El valor del tiempo cotiza a la baja cuando agosto se derrite, preso de su inercia corrompida, ante los minutos que caen por el reloj vacíos de contenido. La semana que ya se nos escapa ha deambulado bajo los efectos imaginarios de lo que podía haber sido la feria y las teorías acerca de la 'no fiesta'. De repente, han caído sobre nuestras cabezas conceptos y divagaciones que invocaban a la 'no feria' como si lloviesen chuzos de punta. Como si brotara en la propia nada un oasis efímero, una ensoñación forzada que responde exclusivamente a ese deseo irrefrenable que le echa un pulso a la realidad cuando no se siente correspondido.

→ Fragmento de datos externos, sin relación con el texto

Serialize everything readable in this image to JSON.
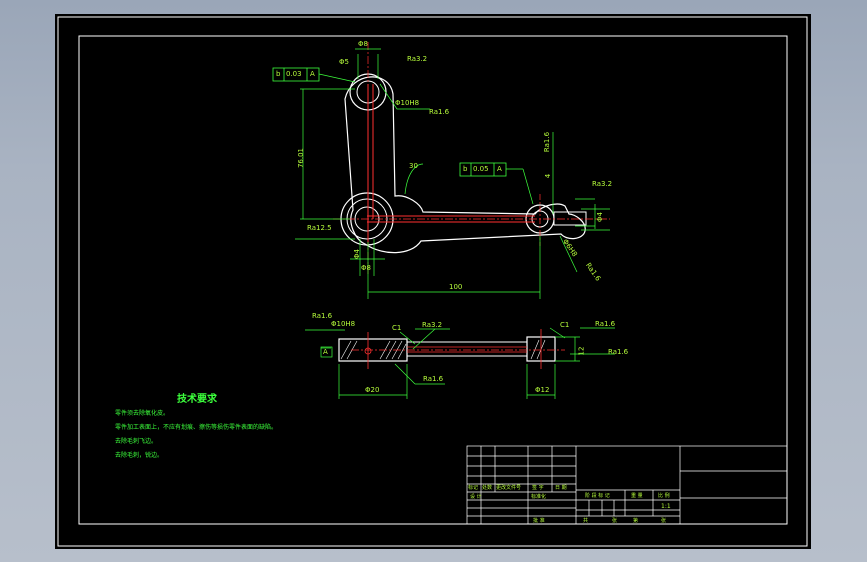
{
  "dimensions": {
    "top_width": "Φ8",
    "angle_note": "Φ5",
    "top_tol": "Φ10H8",
    "length": "76.01",
    "angle": "30",
    "ra_bottom_left": "Ra12.5",
    "dim_s": "Φ4",
    "dim_b": "Φ8",
    "horizontal": "100",
    "right_tol": "Φ6H8",
    "right_h": "4",
    "dim_r": "Φ4",
    "ra_top1": "Ra3.2",
    "ra_top2": "Ra1.6",
    "ra_right1": "Ra1.6",
    "ra_right2": "Ra3.2",
    "ra_right3": "Ra1.6"
  },
  "tolerance_frames": [
    {
      "symbol": "b",
      "value": "0.03",
      "datum": "A"
    },
    {
      "symbol": "b",
      "value": "0.05",
      "datum": "A"
    }
  ],
  "section": {
    "tol1": "Φ10H8",
    "c1": "C1",
    "ra1": "Ra3.2",
    "c2": "C1",
    "ra2": "Ra1.6",
    "ra3": "Ra1.6",
    "ra_left": "Ra1.6",
    "datum": "A",
    "ra_bottom": "Ra1.6",
    "dim_left": "Φ20",
    "dim_right": "Φ12",
    "dim_h": "12"
  },
  "tech": {
    "title": "技术要求",
    "lines": [
      "零件须去除氧化皮。",
      "零件加工表面上，不应有划痕、擦伤等损伤零件表面的缺陷。",
      "去除毛刺飞边。",
      "去除毛刺，锐边。"
    ]
  },
  "title_block": {
    "headers": [
      "标记",
      "处数",
      "更改文件号",
      "签 字",
      "日 期"
    ],
    "row2": [
      "设 计",
      "标准化"
    ],
    "stage_headers": [
      "阶 段 标 记",
      "重 量",
      "比 例"
    ],
    "scale": "1:1",
    "approve": "批 准",
    "sheet": [
      "共",
      "张",
      "第",
      "张"
    ]
  }
}
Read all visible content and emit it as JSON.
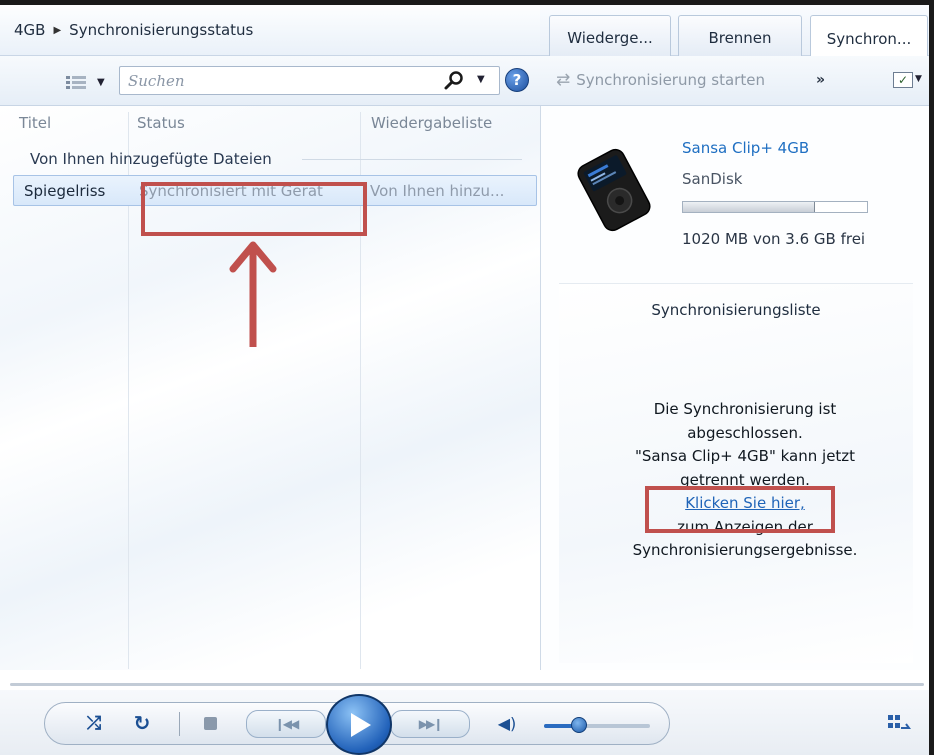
{
  "header": {
    "breadcrumb_device": "4GB",
    "breadcrumb_page": "Synchronisierungsstatus"
  },
  "tabs": [
    {
      "label": "Wiederge...",
      "active": false
    },
    {
      "label": "Brennen",
      "active": false
    },
    {
      "label": "Synchron...",
      "active": true
    }
  ],
  "toolbar": {
    "search_placeholder": "Suchen",
    "view_icon": "view-options-icon",
    "search_icon": "magnifier-icon",
    "help_icon": "help-icon",
    "help_label": "?",
    "sync_start_label": "Synchronisierung starten",
    "more_label": "»",
    "options_label": "✓"
  },
  "list": {
    "columns": [
      "Titel",
      "Status",
      "Wiedergabeliste"
    ],
    "group_label": "Von Ihnen hinzugefügte Dateien",
    "rows": [
      {
        "title": "Spiegelriss",
        "status": "Synchronisiert mit Gerät",
        "playlist": "Von Ihnen hinzu..."
      }
    ]
  },
  "device": {
    "name": "Sansa Clip+ 4GB",
    "manufacturer": "SanDisk",
    "storage_used_fraction": 0.72,
    "storage_text": "1020 MB von 3.6 GB frei"
  },
  "sync_list": {
    "title": "Synchronisierungsliste",
    "message_lines": [
      "Die Synchronisierung ist",
      "abgeschlossen.",
      "\"Sansa Clip+ 4GB\" kann jetzt",
      "getrennt werden."
    ],
    "link_text": "Klicken Sie hier,",
    "after_link_lines": [
      "zum Anzeigen der",
      "Synchronisierungsergebnisse."
    ]
  },
  "player": {
    "volume_level": 0.3
  },
  "colors": {
    "annotation": "#c0504d",
    "link": "#1f64b8",
    "accent": "#2161b9"
  }
}
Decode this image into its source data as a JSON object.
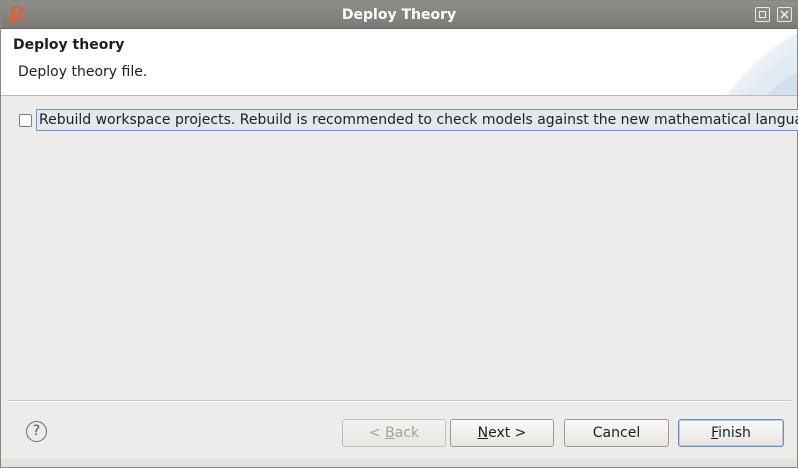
{
  "window": {
    "title": "Deploy Theory",
    "app_icon": "R",
    "controls": [
      "maximize-icon",
      "close-icon"
    ]
  },
  "header": {
    "title": "Deploy theory",
    "description": "Deploy theory file."
  },
  "options": {
    "rebuild_label": "Rebuild workspace projects. Rebuild is recommended to check models against the new mathematical language.",
    "rebuild_checked": false
  },
  "footer": {
    "help_label": "?",
    "back_prefix": "< ",
    "back_mnemonic": "B",
    "back_rest": "ack",
    "next_mnemonic": "N",
    "next_rest": "ext >",
    "cancel_label": "Cancel",
    "finish_mnemonic": "F",
    "finish_rest": "inish"
  },
  "colors": {
    "titlebar": "#7c7b77",
    "focus_border": "#7a96bd",
    "app_icon": "#e0622a"
  }
}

Realidad y simulacro, extraño maridaje.

Si se siguen las coordenadas del guión que destrozó el coronavirus, a estas alturas del verano andaríamos pidiendo la hora para que la Feria de Málaga huyese con la misma virulencia con la que, una semana antes, se habría instalado en las calles y el estado de ánimo de la ciudad. Pero ni siquiera retumban los altavoces y el océano de Cartojal ha sido absorbido por ese páramo que ha impuesto sobre los cimientos de la alegría el revés de la pandemia. Ni los pesimistas con carnet ni los agoreros crónicos hubiesen vaticinado que, en esta segunda mitad de agosto, andaríamos más preocupados por la incertidumbre afilada de la 'vuelta al cole' que por el avance galopante de la resaca.

Al menos, el regreso del Festival de Cine arroja una rendija de esperanza en estos tiempos que aspiran, cuando menos, a sentir cubiertos el anhelo y la necesidad de actividades culturales seguras.